Women around the world — but more specifically with this campaign, women in Uganda and women here in the States — they all want the best for their families.
I am a pessimist. I wasn’t always this way, but life’s experience pushes us down a very particular path, one that forces each and every traveler to confront the harsh realities of life — poverty, famine, refugees, terrorism, a list that never ends and grows with the passing days. Some of us watch this experience unfold from afar, flipping on the nightly news and gaping with horror as solemn news anchors describe all the terrible things people can do to one another. These viewers shake their heads sadly and say, “If only there was a way to help,” a sick feeling in their gut the only contribution they will ever make before rolling over in bed, turning out the light, and curling up around the one they love. It’s easy to feel empathy, but it’s hard to take action.
I am an optimist. I wasn’t always this way, but sometimes things happen in life that are so powerful, the only possible response is to humbly acknowledge that people can be kind and generous and thoughtful. Yes, there is ample ugliness in the world — there is also amazing beauty, a world filled with people who are willing to lift up a fallen stranger, dust them off, and tell them everything will be okay. Sometimes I turn on the evening news, expecting the worst, and see a story that is so uplifting I’m reminded humans can be incredible creatures when given a chance.
In this job, I speak with a large amount of business people who have built successful companies and concentrate exclusively on maximizing the amount of dollars that can be made — this is what business is, after all. On much rarer occasions, I speak with executives who have not only built successful companies, but who concentrate on maximizing the amount of impact they can have on the world at large — making money is fantastic, but giving back to a community rewards on a much different level.
Musana was started as a way to empower Ugandan women, creating jobs as jewelry artisans that in turn allow these women to provide food, clothing, and education for their households. The artisans create unique jewelry out of local materials, Musana sells this jewelry on their website, and the cycle of empowerment is strengthened.
Jane.com was started as a website featuring daily boutique deals for women’s clothing and accessories. Since their founding, Jane.com has grown to house 60+ employees in their Lehi-based office, with women comprising ⅔ of the workforce.

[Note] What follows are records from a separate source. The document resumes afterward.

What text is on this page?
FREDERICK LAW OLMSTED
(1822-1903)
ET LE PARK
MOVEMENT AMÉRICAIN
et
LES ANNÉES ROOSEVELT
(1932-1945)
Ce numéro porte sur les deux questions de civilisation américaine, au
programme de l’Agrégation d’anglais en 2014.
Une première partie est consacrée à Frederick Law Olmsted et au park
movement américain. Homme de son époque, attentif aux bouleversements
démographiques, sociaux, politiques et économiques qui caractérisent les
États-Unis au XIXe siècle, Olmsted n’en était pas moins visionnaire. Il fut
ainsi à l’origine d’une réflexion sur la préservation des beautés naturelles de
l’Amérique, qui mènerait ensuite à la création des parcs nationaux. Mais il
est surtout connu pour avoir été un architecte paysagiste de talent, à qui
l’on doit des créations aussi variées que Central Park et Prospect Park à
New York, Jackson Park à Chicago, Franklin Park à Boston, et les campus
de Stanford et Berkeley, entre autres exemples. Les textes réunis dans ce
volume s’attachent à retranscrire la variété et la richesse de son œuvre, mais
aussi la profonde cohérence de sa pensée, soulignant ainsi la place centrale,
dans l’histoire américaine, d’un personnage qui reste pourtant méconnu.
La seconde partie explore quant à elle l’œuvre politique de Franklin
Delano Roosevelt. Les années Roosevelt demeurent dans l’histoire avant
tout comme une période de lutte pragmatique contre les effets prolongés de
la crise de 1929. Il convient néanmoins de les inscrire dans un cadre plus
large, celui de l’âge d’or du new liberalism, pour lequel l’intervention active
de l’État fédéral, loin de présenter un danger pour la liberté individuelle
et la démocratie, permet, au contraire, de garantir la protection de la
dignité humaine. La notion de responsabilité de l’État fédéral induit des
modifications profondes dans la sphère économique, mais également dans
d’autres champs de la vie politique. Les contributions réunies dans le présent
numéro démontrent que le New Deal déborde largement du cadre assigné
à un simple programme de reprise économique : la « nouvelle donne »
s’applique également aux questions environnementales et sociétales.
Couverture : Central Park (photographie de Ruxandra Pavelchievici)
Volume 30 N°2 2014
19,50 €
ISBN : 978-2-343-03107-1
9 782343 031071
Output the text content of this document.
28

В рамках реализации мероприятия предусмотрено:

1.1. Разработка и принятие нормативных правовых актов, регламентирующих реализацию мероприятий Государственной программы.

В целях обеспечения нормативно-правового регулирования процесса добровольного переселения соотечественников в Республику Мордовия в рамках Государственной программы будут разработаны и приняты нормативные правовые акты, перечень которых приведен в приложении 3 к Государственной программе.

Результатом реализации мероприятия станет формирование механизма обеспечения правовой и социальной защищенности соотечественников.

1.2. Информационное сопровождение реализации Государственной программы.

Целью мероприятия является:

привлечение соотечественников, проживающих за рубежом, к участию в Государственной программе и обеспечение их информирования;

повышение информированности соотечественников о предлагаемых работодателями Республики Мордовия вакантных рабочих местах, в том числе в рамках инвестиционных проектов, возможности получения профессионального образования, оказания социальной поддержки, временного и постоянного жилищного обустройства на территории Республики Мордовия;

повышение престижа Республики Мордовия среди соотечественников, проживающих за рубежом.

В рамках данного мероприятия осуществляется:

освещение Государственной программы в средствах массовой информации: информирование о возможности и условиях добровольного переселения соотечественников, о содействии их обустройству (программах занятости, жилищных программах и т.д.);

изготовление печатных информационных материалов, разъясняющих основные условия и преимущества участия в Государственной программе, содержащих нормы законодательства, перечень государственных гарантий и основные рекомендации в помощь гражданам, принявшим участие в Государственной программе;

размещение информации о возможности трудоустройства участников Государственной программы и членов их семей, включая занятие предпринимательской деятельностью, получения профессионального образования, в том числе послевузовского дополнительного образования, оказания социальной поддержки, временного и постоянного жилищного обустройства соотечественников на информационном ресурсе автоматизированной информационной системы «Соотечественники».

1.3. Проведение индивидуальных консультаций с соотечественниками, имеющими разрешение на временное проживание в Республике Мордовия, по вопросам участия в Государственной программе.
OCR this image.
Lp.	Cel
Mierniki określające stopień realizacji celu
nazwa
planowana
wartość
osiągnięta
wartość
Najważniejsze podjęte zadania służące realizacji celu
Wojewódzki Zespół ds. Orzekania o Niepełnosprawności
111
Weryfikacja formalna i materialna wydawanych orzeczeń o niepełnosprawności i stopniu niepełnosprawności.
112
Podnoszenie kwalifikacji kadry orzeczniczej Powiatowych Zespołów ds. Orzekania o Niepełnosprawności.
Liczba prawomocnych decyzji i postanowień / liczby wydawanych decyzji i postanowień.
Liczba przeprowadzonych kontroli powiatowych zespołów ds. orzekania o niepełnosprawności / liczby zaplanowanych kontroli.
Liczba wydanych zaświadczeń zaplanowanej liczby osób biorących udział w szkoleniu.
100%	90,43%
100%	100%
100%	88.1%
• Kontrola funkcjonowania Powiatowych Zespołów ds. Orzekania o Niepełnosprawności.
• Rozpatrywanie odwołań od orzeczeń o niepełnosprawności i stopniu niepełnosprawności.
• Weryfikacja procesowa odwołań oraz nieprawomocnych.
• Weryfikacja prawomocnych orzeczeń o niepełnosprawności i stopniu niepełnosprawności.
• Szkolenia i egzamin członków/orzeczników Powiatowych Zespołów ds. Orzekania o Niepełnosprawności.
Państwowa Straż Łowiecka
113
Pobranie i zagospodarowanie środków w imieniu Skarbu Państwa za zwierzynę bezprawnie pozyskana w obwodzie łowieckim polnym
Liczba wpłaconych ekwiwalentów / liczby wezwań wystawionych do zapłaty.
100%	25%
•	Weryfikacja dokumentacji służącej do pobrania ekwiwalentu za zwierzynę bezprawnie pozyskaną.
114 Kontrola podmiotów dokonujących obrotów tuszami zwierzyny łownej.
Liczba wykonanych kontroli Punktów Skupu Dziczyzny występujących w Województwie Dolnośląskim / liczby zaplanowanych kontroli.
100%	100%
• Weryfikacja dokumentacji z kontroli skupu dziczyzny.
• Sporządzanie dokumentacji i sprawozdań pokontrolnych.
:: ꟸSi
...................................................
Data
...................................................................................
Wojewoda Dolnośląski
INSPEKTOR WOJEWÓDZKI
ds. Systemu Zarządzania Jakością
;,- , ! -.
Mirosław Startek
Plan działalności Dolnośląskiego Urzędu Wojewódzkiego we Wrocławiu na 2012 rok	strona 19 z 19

A chance meeting at the Illuminate Women’s Conference offered both companies the chance to work together. Out of that combination comes the #StrongLikeYou campaign, where Musana and Jane.com are partnering together with a common goal — “empowering women and providing the opportunity to make a difference in their lives.”
“Women around the world — but more specifically with this campaign, women in Uganda and women here in the States — they all want the best for their families,” said Mike McEwan, CEO of Jane.com. “Healthcare, nutrition, and just a better life for their families. That’s what Musana is doing and there are parallels in our own company, we’re providing opportunity for women to sell on Jane.com. We have 1500 active sellers and the vast majority of them are women.”
For the week of January 18 through January 25, Jane.com will be featuring various flash deals on Musana-crafted jewelry, with 100 percent of the proceeds donated directly back to Musana. You’ll never feel better about buying jewelry because not only will you look awesome, you will be empowering people to build a better life.
McEwan recently visited Uganda and was privy to an up-close look at the impact a business can have on the community.
“Musana is doing some really cool stuff with the community,” he said. “Really trying to help the community help themselves, rather than just spend money. At each home, I would ask, ‘What has Musana done for you? How has your life changed?’ Each of them couldn’t say enough about how Musana has changed their lives. Before, their kids couldn’t go to school, they didn’t have enough money. One of them said, ‘We used to burn candles’, then pointed to the lightbulb in their house and said, ‘Now we have electricity.’”
Let’s be clear, a very important distinction must be made regarding the word empower. Empowering does not refer to blind help, where one throws money and walks away, hoping that the flash of green can solve whatever the problem might be. Empowering is providing capable individuals, people who are strong and skilled and willing to fight for the ones they love, with the opportunity to share their skills with the world. This opportunity can come in many different forms, but it centers on the same idea — any person can be amazing if given the chance.
Musana believes this. Jane.com believes this. The #StrongLikeYou campaign was created to highlight this and through it, both companies are hoping that others will join them in believing.
“I think it’s important for any business or individual to give back, especially after going to Uganda and seeing the way these people live,” McEwan said. “We have so much. To give back in the right ways, it just seems right. It’s our responsibility to give back in any way we can using our strengths. Our strength as a company is marketing and web development and that’s a weakness of Musana’s. It’s cool to be able to use our strength to help them out.”